The Red Skull slowly pivoted, eyes narrowing.

"Elaborate."

Durran swallowed. "It's not just that Spider-Men exist across the multiverse. It's not random fate. It's not just tragic symmetry. Their frequencies all… curve. Around a point. Around him."

He tapped the pad.

The display behind Skull shifted. Multiple Peter variants, 616, Noir, Yellow-A2, Brown/Orange-B1, flashed onscreen, each layered over Peter-Knull's Void-frequency.

Perfect curvature.

Not matching. But orbiting.

"Peter-Knull doesn't just predate them. He defines them. When he entered the multiverse, his shadow split into other Knulls.

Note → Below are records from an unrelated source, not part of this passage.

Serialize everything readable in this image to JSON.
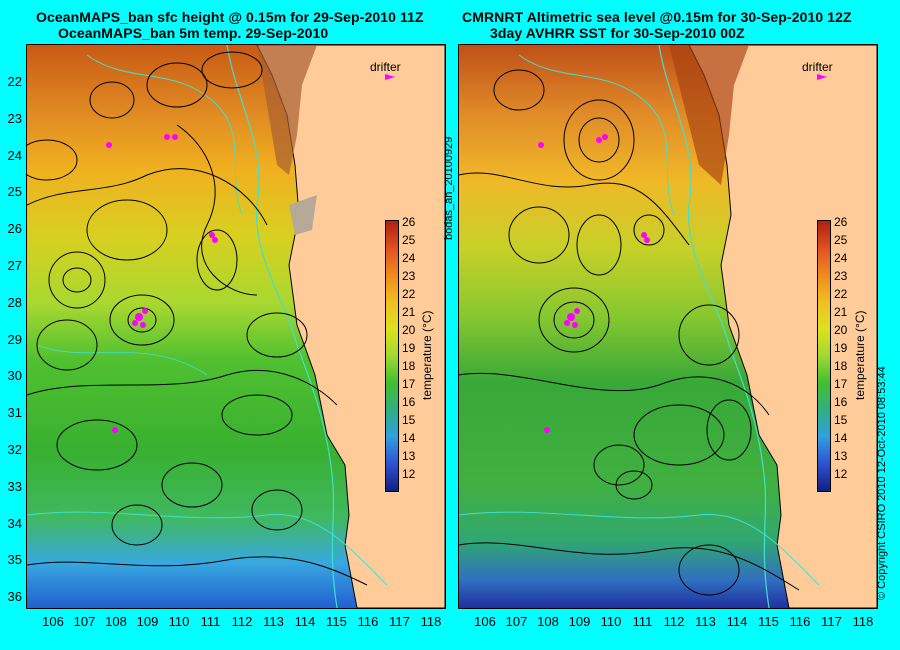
{
  "left_panel": {
    "title_line1": "OceanMAPS_ban sfc height @ 0.15m for 29-Sep-2010 11Z",
    "title_line2": "OceanMAPS_ban 5m temp. 29-Sep-2010"
  },
  "right_panel": {
    "title_line1": "CMRNRT Altimetric sea level  @0.15m  for 30-Sep-2010 12Z",
    "title_line2": "3day AVHRR SST for 30-Sep-2010 00Z"
  },
  "latitude_labels": [
    "22",
    "23",
    "24",
    "25",
    "26",
    "27",
    "28",
    "29",
    "30",
    "31",
    "32",
    "33",
    "34",
    "35",
    "36"
  ],
  "longitude_labels": [
    "106",
    "107",
    "108",
    "109",
    "110",
    "111",
    "112",
    "113",
    "114",
    "115",
    "116",
    "117",
    "118"
  ],
  "colorbar": {
    "ticks": [
      "26",
      "25",
      "24",
      "23",
      "22",
      "21",
      "20",
      "19",
      "18",
      "17",
      "16",
      "15",
      "14",
      "13",
      "12"
    ],
    "unit_label": "temperature (°C)"
  },
  "legend_drifter": "drifter",
  "side_label": "bodas_an_20100929",
  "copyright": "© Copyright CSIRO 2010   12-Oct-2010 08:53:44",
  "colors": {
    "background": "#00ffff",
    "land": "#ffcc99",
    "drifter": "#ff00ff",
    "isobath": "#40e0d0",
    "contour": "#000000"
  }
}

Manifestations of his divine hunger."

The screen blacked.

"And his reflection... fractured into mortals."

The next image was the full mapped multiversal web of known Spider-Men.

All originating after Peter-Knull's multiversal entry point.

"Spider-Men aren't born by chance," Durran said, his voice hollow now. "They're echoes. Psychological reflections. The multiverse trying to understand him. Human-shaped answers to a god-shaped question."

He stepped back.

"They didn't inherit his power. They were created because of it."

Red Skull was silent.

Then, he smiled.

A slow, calculated smile that sent a chill up Durran's spine.

"All this time…" Skull murmured. "We believed the Knulls were the problem. A swarm of rot from outside creation. But no…"

He stepped closer to the stasis field, studying Lissa's Peter as if looking at a locked box with no key.

"No wonder his kind always rise to the occasion. No wonder his variants bleed resistance, courage… flame. They are shadows that cast no darkness."

He turned toward Durran, the smile widening.

"Peter-Knull is not just a void."

"He is the origin spark."

Durran's breath caught. "So… what do we do?"

Red Skull's voice dropped to a whisper.

"We find a way to trap the reflection."

"And then…"

He turned to the Parker variant again, eyes alight with cold purpose.

"…we learn how to wound the light through its mirror."